第44章 The Gift for you
なんて心地良くて甘美な時間だったのだろう。
まるで、私が誕生日を祝ってもらったかのように大事に、慈しまれて、愛された感覚。
痛みを快感に塗り替えるのではなく、純粋に甘ったるい毒のような快楽だけを与え続けられ、何度も達してしまった。
今までリヴァイさんを受け入れた中で、嫌だとか辛いとかそんな思いは抱いたことはない。
けれど気を失った後に目を開けたとき、いつもリヴァイさんがどこか少し辛そうで、『お前を壊しそうな自分が怖い』と言った、あの言葉で全てが繋がった。
持て余す想いを、欲望を、愛を、どう伝えていいかわからなかったのだろうと思う。
そんなところまで含めてリヴァイさんを愛していることに変わりないけれど、彼が自分の意志で変わろうとしていることがわかるから。それが何より嬉しかった。

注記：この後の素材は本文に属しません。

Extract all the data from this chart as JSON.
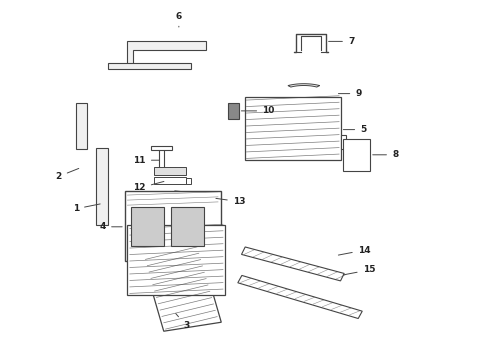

『愛している間だけでいい、その間は二度と背を向けないで』
その約束通り、甘く蕩けそうな情事の後、リヴァイさんは私を腕に抱いて眠っている。
私はこの幸せな甘美な余韻の中眠ってしまうことがもったいなくて眠れずにいた。静かな寝息を立てるその愛しい人は、こうしてその鋭い目を閉じていると、まるで少年のようだ。
唇をかすめるようにキスをして、その胸に顔を埋めると、掠れた声が私を呼んだ。
「――――ナナ、眠れないのか………?」
「……もったいなくて。ごめんなさい、起してしまいましたか?」
「いや、いい。―――――身体は辛くないか。」
「全く辛くないです。リヴァイさんが、大事に、してくれたから。」
私が笑うと、リヴァイさんも薄く笑って私の頭に顔を埋めた。